Why Money Makes You Unhappy

Posted: 2010/08/03 in General News, Online Links
Tags: , , , , ,

“Money is surprisingly bad at making us happy. Once we escape the trap of poverty, levels of wealth have an extremely modest impact on levels of happiness, especially in developed countries. Even worse, it appears that the richest nation in history – 21st century America – is slowly getting less pleased with life. (Or as the economists behind this recent analysis concluded: “In the United States, the [psychological] well-being of successive birth-cohorts has gradually fallen through time.”)

Needless to say, this data contradicts one of the central assumptions of modern society, which is that more money equals more pleasure. That’s why we work hard, fret about the stock market and save up for that expensive dinner/watch/phone/car/condo. We’ve been led to believe that dollars are delight in a fungible form.

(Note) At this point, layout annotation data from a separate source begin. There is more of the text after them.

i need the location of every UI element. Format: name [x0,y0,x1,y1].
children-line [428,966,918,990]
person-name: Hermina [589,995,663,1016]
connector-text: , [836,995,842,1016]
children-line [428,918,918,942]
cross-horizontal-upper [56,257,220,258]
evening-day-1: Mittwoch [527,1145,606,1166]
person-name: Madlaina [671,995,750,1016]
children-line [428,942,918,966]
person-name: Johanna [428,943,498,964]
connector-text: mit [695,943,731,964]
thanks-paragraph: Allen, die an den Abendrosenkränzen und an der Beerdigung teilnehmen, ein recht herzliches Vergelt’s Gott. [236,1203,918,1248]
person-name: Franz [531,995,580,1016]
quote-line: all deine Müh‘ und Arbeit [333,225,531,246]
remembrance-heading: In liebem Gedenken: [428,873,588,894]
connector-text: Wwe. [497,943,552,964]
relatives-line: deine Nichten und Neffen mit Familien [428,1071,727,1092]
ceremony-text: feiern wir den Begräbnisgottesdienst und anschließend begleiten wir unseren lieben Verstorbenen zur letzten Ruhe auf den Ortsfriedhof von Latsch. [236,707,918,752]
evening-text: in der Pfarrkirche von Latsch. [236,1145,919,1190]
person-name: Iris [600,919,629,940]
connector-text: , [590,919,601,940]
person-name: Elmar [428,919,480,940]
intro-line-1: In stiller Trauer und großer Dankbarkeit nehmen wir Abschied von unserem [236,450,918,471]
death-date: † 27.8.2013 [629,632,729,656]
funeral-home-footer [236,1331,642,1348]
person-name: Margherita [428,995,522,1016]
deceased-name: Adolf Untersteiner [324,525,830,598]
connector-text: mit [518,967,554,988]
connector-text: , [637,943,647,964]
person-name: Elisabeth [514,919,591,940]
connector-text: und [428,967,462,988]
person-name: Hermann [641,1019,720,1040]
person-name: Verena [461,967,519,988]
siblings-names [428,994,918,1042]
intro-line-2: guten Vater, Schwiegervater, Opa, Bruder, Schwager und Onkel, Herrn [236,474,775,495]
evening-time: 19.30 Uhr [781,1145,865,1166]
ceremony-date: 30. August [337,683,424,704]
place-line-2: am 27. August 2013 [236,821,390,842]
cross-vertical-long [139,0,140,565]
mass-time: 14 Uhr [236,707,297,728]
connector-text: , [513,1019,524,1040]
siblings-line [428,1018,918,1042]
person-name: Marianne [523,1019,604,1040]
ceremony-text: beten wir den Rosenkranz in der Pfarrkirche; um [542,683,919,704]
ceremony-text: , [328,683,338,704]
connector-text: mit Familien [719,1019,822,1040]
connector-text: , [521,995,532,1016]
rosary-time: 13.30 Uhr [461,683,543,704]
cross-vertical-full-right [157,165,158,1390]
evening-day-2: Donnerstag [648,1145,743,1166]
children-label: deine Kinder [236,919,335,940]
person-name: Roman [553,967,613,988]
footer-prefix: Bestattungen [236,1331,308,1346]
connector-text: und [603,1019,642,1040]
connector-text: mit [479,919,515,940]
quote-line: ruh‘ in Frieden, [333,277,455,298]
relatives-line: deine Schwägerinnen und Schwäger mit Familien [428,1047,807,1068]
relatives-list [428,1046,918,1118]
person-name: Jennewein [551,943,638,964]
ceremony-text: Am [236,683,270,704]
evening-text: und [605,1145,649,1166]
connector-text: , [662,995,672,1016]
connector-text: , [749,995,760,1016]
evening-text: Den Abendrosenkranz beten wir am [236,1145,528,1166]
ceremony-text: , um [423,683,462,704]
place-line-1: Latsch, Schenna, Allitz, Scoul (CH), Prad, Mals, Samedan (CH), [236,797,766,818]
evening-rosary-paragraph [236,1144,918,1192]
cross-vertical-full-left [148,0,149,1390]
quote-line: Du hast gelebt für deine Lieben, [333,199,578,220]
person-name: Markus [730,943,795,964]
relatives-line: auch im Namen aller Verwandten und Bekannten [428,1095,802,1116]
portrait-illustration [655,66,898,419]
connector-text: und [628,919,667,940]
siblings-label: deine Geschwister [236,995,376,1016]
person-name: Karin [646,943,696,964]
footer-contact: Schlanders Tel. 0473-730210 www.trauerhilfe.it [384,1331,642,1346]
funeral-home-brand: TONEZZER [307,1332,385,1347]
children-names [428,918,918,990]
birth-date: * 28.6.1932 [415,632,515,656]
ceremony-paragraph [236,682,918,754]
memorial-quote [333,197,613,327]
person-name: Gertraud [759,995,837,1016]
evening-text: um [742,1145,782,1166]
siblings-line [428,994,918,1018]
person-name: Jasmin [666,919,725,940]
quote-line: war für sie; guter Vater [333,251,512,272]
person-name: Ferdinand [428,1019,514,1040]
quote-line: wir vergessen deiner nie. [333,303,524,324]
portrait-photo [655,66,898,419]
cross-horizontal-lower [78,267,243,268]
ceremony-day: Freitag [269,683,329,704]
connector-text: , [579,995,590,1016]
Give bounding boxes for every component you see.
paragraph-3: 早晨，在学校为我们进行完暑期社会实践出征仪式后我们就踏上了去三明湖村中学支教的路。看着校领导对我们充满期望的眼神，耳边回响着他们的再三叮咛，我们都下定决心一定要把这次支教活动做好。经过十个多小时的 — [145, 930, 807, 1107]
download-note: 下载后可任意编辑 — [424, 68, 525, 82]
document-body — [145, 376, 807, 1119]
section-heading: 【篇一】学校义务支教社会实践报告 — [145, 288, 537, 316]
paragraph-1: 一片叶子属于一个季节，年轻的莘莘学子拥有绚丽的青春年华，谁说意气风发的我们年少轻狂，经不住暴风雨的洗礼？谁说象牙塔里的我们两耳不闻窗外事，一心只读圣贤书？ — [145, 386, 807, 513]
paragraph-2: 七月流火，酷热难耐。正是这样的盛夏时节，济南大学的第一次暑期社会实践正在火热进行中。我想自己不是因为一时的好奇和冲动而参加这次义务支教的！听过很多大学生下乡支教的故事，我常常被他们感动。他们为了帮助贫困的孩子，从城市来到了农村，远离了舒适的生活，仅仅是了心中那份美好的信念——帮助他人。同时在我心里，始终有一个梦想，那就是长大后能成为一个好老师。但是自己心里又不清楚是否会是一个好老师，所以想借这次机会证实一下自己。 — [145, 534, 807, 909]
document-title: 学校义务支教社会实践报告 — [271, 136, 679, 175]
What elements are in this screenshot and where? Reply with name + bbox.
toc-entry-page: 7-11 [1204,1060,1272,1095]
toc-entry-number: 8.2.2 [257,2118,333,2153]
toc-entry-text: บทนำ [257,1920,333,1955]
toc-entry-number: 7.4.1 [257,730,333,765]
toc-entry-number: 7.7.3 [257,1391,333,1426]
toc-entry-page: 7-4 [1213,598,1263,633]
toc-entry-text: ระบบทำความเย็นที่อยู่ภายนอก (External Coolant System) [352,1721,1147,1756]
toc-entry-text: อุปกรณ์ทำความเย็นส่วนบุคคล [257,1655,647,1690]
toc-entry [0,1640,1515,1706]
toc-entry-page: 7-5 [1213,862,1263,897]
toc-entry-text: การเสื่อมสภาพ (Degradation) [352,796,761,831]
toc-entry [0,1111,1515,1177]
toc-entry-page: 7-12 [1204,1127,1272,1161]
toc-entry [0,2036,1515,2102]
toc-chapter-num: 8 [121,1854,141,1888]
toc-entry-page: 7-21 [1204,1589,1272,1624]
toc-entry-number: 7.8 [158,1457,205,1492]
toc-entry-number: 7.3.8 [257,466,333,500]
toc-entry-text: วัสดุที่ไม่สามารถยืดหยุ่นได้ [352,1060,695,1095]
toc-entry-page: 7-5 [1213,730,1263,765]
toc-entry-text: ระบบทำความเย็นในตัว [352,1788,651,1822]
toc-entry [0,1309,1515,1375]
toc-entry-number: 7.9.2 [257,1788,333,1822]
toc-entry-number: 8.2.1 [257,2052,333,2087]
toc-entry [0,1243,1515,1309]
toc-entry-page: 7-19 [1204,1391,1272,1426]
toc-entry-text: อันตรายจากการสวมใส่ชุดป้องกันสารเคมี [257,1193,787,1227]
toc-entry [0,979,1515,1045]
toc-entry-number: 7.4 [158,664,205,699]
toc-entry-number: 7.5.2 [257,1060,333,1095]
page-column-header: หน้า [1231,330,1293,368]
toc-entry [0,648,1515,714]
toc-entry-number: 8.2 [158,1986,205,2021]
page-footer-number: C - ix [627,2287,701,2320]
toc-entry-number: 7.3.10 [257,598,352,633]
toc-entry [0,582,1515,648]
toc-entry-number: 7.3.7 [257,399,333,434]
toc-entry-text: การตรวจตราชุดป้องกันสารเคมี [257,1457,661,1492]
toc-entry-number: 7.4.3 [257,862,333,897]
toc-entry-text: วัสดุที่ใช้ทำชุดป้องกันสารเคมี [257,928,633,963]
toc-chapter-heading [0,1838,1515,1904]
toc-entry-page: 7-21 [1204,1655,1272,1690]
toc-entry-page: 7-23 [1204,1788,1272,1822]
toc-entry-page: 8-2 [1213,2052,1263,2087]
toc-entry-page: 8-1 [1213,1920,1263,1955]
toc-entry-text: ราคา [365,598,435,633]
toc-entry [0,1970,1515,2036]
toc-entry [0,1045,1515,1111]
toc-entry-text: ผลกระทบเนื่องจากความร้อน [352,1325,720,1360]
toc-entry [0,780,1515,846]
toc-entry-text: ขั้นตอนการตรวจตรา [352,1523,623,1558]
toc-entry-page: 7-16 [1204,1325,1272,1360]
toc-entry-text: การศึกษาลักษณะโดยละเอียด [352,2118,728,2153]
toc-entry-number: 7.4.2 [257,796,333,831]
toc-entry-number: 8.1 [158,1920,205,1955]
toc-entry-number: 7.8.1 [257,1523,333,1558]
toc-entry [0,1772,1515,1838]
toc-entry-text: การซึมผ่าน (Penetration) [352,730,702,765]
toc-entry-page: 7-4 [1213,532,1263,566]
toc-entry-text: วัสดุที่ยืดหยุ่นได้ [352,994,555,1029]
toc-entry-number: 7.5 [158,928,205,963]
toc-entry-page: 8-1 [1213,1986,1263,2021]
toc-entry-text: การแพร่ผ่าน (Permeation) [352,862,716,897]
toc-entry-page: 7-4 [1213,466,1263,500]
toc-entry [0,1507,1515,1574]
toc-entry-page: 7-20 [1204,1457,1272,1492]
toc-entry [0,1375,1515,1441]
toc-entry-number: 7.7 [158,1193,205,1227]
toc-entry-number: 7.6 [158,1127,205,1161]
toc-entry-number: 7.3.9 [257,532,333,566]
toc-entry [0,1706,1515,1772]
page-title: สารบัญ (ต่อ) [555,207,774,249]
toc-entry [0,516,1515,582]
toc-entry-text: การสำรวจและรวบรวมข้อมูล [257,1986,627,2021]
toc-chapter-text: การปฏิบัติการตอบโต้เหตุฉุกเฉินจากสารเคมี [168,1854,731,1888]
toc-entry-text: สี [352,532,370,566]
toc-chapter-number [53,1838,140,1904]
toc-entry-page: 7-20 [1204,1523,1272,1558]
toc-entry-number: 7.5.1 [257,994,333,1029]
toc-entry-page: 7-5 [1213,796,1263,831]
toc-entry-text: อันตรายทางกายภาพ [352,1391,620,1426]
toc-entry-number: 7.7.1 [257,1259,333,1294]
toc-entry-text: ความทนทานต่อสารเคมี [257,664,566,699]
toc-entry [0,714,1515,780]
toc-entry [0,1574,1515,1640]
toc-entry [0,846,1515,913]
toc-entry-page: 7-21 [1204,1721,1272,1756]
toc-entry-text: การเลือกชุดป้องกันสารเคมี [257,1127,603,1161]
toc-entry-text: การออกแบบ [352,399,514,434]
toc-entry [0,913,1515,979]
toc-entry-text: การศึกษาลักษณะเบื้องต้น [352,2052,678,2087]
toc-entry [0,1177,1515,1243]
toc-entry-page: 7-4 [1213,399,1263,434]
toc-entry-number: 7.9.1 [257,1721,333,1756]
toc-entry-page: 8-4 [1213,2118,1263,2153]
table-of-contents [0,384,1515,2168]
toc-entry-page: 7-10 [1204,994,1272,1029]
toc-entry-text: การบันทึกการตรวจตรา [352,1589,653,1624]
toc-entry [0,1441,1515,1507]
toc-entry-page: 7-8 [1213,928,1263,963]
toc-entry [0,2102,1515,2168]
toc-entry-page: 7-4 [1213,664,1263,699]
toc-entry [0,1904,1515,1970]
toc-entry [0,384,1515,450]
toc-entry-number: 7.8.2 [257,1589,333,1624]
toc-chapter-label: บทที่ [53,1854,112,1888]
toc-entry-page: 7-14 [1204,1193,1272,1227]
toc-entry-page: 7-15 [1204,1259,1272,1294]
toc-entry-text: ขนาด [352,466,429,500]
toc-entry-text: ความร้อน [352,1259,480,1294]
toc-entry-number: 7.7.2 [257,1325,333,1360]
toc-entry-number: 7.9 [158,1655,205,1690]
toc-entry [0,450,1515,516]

But the statistical disconnect between money and happiness raises a fascinating question: Why doesn’t money make us happy? One intriguing answer comes from a new study by psychologists at the University of Liege, published in Psychological Science. The scientists explore the “experience-stretching hypothesis,” an idea first proposed by Daniel Gilbert. He explains “experience-stretching” with the following anecdote:

I’ve played the guitar for years, and I get very little pleasure from executing an endless repetition of three-chord blues. But when I first learned to play as a teenager, I would sit upstairs in my bedroom happily strumming those three chords until my parents banged on the ceiling…Doesn’t it seem reasonable to invoke the experience-stretching hypothesis and say that an experience that once brought me pleasure no longer does? A man who is given a drink of water after being lost in the Mojave Desert may at that moment rate his happiness as eight. A year later, the same drink might induce him to feel no better than a two.

What does experience-stretching have to do with money and happiness? The Liege psychologists propose that, because money allows us to enjoy the best things in life – we can stay at expensive hotels and eat exquisite sushi and buy the nicest gadgets – we actually decrease our ability to enjoy the mundane joys of everyday life. (Their list of such pleasures includes ”sunny days, cold beers, and chocolate bars”.) And since most of our joys are mundane – we can’t sleep at the Ritz every night – our ability to splurge actually backfires. We try to treat ourselves, but we end up spoiling ourselves.”